Zillow's estimate of a home's value, called the Zestimate, can be powerful: Some homeowners track them like a stock, and when it gets to a certain point, they may decide to sell. Home shoppers gauge the estimate against the list price of a home. Others use it just to gawk at their neighbor's home values.

But it's far from perfect: In Seattle, the Zestimate is off by a median of 4.7 percent compared to the actual sale price, according to the company — a $35,000 difference on the typical house. Real estate brokers have long complained that the numbers give sellers, in particular, a distorted view of their home's true worth.

Now the Zestimate, that little number that appears at the top of every home's Zillow page and updates daily, is in line to get more accurate.

Last week, the Seattle-based company awarded a $1 million prize to the winners of a public contest to improve its algorithm. The winning team, three guys from Raleigh, Toronto and Morocco who teamed up despite never having met in person, came up with a way to beat Zillow's own data scientists to a better estimate.

The contest started a year and a half ago with 3,800 teams from 91 countries and was narrowed down to 100 finalists last year. The teams were given seven years' worth of data on a sample of millions of homes across the country and were tested to see how closely their estimated values for each home matched up with the actual sale prices of homes that sold in the ensuing months.

Jordan Meyer, the American on the winning team, reduced his workload at his day job as CTO of an analytics company and poured about six hours a day into the contest, communicating with his teammates, Moroccan computer science professor Chahhou Mohamed and Canadian artificial intelligence startup founder Nima Shahbazi, on the messaging application Slack.

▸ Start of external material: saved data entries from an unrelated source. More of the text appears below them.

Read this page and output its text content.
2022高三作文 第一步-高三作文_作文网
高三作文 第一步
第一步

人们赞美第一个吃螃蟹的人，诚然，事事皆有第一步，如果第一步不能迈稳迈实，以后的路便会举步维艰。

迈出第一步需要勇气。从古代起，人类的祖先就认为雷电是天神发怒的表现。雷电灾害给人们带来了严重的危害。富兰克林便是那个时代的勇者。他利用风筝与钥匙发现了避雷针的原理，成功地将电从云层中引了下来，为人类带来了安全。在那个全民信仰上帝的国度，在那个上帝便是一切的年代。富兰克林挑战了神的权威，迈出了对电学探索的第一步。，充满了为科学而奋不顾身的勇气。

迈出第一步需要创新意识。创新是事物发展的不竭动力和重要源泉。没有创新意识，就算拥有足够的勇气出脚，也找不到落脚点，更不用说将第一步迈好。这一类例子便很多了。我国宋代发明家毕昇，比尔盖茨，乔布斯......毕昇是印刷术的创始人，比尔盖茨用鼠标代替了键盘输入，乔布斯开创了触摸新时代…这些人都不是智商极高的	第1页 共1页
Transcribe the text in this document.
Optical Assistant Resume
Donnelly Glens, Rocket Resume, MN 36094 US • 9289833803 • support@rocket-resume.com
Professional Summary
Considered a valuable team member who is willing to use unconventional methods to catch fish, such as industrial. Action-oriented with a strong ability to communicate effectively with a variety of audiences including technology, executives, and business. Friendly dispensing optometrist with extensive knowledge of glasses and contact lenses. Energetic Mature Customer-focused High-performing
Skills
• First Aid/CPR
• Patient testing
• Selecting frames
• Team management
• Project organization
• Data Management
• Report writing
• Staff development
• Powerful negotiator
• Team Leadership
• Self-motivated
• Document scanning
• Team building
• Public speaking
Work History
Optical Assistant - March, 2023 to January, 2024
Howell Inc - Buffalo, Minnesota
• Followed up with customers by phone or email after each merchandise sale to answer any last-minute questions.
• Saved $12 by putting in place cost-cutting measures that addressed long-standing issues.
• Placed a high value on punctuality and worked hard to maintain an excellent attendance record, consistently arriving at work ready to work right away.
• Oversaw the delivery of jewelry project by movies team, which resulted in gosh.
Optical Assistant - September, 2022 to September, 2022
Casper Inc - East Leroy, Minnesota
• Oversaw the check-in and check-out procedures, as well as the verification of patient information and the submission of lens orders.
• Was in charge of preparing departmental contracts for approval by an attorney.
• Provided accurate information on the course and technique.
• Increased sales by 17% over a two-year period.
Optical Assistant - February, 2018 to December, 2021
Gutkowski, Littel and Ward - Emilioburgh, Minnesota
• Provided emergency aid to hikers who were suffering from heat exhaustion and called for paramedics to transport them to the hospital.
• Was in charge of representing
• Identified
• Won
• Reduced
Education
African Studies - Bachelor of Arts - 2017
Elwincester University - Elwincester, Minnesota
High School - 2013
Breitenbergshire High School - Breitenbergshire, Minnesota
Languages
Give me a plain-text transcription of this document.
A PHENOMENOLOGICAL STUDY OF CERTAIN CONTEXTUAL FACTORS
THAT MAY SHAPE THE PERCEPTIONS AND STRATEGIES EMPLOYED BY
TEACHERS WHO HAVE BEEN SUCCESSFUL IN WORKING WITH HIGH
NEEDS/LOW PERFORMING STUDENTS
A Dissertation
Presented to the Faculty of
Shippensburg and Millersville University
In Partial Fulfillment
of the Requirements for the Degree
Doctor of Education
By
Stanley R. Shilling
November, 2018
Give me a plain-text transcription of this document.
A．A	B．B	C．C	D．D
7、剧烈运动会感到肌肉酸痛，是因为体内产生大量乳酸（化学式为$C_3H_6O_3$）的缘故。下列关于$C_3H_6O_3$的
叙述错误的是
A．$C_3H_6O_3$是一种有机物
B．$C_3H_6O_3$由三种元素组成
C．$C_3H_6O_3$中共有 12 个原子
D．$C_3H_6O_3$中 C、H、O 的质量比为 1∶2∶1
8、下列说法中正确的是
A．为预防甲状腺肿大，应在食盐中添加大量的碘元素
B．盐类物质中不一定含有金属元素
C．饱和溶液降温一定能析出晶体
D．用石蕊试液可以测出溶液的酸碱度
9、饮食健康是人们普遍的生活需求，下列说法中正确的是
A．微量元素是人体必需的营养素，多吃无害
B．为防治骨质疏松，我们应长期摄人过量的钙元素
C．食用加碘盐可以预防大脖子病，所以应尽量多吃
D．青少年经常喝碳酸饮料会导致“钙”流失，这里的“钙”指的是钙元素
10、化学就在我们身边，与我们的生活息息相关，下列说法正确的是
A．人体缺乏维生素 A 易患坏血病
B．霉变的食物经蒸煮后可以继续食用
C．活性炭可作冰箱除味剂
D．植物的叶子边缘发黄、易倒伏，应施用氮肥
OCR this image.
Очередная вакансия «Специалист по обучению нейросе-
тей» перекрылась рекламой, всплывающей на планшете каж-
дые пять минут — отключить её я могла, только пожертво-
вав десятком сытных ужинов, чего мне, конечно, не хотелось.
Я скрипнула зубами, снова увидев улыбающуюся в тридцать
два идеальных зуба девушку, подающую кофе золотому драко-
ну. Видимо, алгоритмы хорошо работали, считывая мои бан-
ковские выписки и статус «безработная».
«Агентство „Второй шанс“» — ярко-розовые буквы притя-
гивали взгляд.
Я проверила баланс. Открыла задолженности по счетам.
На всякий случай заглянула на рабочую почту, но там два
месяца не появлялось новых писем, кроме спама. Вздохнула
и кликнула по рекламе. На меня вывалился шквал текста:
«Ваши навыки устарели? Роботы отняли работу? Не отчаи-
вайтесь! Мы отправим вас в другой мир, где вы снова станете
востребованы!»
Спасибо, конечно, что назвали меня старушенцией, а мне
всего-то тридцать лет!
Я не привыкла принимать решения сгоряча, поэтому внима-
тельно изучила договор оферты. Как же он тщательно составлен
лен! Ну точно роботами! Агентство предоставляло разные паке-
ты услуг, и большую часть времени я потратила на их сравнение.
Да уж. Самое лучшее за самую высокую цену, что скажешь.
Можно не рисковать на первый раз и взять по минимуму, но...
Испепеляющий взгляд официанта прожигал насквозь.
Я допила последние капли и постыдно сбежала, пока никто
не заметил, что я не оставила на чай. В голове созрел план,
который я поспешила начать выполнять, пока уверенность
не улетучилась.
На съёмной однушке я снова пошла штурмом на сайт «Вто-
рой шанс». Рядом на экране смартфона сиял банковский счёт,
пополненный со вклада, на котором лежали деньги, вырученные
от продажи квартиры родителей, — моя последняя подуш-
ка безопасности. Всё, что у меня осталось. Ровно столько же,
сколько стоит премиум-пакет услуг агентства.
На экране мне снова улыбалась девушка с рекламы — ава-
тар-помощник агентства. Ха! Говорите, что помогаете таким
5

Meyer started by finding every data source he could — the exact longitude and latitude of houses could be used to determine the proximity to streets and therefore determine noise near the house. Slight differences in distance from a body of water could influence a home price by thousands of dollars. In the end each home had hundreds of different data points.

But the strategy that set them apart was trying wildly different algorithms and merging the ones that worked together to get the best blended average.

"It was extremely hard," Meyer said in an interview. He called the process "relentless experimentation" and echoed Shahbazi, who said in a statement: "For every idea that worked, there were a hundred that didn't work. But we kept going."

Zillow has slowly improved its Zestimate from a median error rate of 14 percent when it started in 2006 to 5.7 percent when the contest began in mid-2017. It's now down to 4.5 percent nationally (it's higher in some cities and lower in others), and once the winners' tweaks to the algorithm are incorporated, the company expects the error rate to dip to about 4 percent.

Humans are still better than machines. Homes nationally sell on average for about 2 percent less than the list price set by brokers, according to data from Redfin. Brokers have access to information that an algorithm often doesn't — the Zestimate relies on publicly available data and voluntary input from homeowners, which can give an incomplete picture of a house.

"There are way too many factors for a certain algorithm to work," said Sam Mansour, a managing broker with John L. Scott in Lynnwood, Wash. He said he constantly has to battle with clients who cling to their Zestimate. "I've been to homes and people say, 'my Zestimate is worth X amount,' and I'm like, 'no, no.' "

Mansour said the biggest factor a computer can't track is the emotional appeal of a home, which can vary wildly from buyer to buyer and is a primary driver in how much people offer.

The winners of the prize agreed to split their $1 million share evenly. As for what Meyer will do with his cut?

"I'll be investing in real estate for sure," he said.